Whether there are unrealistic expectations at the start, a fanstasyland budget, rising costs for materials, or a lack of understanding of regulatory and entitlement requirements, huge missteps can happen along the line. However, not all projects end badly as one might think, panelists said during a discussion on senior housing development.

Owners, operators and developers need to manage their risk by asking the right questions, listening carefully, and circling back for discussion and feedback. Doing so can help ensure the ability to control price, schedule and quality. If there is a deficiency somewhere in the process, the question becomes, can we come up with more money, cut back on design, or cut back on programming?

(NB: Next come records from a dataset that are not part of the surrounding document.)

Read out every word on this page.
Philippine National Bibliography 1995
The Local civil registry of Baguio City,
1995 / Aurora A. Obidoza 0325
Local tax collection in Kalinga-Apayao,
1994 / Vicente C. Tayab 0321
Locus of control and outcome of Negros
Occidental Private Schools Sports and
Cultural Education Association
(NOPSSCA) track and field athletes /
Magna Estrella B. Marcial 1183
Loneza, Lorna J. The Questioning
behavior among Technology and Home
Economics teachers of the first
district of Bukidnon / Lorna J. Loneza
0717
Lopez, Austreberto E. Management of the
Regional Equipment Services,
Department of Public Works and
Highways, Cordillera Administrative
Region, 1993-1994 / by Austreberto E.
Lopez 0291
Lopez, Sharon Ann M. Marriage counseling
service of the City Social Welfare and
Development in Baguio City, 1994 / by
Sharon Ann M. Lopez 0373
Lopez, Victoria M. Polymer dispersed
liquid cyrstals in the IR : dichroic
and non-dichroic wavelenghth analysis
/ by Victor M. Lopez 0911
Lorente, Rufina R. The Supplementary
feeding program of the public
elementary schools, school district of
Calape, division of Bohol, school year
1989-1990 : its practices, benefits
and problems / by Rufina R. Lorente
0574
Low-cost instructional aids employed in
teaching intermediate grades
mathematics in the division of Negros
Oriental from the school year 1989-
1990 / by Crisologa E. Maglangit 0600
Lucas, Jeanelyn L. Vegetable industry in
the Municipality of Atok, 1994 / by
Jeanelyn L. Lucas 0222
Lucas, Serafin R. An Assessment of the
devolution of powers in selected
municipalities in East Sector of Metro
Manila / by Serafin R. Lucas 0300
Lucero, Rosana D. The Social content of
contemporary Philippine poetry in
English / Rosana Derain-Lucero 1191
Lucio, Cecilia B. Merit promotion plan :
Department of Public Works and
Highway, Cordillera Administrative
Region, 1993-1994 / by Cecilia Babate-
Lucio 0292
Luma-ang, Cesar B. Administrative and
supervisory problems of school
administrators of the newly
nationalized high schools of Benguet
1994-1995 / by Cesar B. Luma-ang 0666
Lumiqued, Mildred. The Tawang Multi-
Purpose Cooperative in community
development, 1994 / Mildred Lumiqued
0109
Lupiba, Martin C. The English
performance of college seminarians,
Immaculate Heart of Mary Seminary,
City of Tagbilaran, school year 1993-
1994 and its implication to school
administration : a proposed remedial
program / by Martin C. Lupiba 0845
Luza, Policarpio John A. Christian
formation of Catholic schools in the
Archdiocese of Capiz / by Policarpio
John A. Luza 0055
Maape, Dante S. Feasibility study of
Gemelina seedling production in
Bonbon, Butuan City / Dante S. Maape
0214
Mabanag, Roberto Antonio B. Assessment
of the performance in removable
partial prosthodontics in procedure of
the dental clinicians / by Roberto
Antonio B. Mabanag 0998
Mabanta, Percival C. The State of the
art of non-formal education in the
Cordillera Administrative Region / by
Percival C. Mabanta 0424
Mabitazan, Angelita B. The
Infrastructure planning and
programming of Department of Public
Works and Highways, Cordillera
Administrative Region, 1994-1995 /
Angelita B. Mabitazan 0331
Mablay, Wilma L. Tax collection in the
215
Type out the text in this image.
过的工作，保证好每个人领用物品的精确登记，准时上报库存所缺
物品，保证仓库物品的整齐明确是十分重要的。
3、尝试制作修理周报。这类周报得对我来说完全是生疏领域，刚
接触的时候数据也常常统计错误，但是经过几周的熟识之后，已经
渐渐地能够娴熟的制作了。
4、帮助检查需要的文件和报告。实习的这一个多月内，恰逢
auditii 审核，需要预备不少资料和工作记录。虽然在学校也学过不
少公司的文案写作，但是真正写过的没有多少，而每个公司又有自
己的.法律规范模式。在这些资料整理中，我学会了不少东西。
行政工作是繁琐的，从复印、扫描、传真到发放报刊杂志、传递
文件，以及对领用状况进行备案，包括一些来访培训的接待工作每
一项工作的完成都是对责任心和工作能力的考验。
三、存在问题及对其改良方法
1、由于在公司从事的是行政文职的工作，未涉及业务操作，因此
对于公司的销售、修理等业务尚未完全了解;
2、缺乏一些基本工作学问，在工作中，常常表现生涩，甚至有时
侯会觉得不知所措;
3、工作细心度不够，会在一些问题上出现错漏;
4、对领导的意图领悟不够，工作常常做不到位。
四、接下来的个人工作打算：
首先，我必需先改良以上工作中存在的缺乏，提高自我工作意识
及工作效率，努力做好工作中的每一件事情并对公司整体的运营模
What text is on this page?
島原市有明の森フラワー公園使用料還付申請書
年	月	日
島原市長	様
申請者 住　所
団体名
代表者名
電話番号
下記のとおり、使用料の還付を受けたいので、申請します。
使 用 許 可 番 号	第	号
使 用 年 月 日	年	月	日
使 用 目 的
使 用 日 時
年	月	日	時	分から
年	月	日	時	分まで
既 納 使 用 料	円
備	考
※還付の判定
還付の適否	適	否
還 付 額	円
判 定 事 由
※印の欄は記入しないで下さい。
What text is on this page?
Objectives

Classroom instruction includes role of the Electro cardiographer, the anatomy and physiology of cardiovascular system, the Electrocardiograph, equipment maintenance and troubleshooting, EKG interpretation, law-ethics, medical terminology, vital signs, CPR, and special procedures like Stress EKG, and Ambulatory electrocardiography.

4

For real estate acquisition and development today, if there’s legitimate market demand, someone will build there and the opportunity will be missed.

No staffing silver bullet

Staffing is a senior living operator’s greatest competitive advantage—and also its greatest challenge. Unfortunately, though, there is no silver bullet when it comes to attracting and retaining industry talent.

Each operator at the summit’s staffing panel shared parts of their overall strategy on how they manage employees at their organizations. Execution, basic blocking and tackling with performance reviews, flexibility, staff rewards, and well-defined career paths were some of the tips they shared.

While the calling to serve older adults may keep some staff on the job, money matters more than ever among others in the business. Still, there was a sense of mutually assured destruction among those on the panel—an unspoken idea that raising wages too high and too fast in markets could end badly for all operators.

In the end, it was clear that, no matter where operators lie along the senior care continuum, staffing is a grind, and elevating it remains an everyday challenge.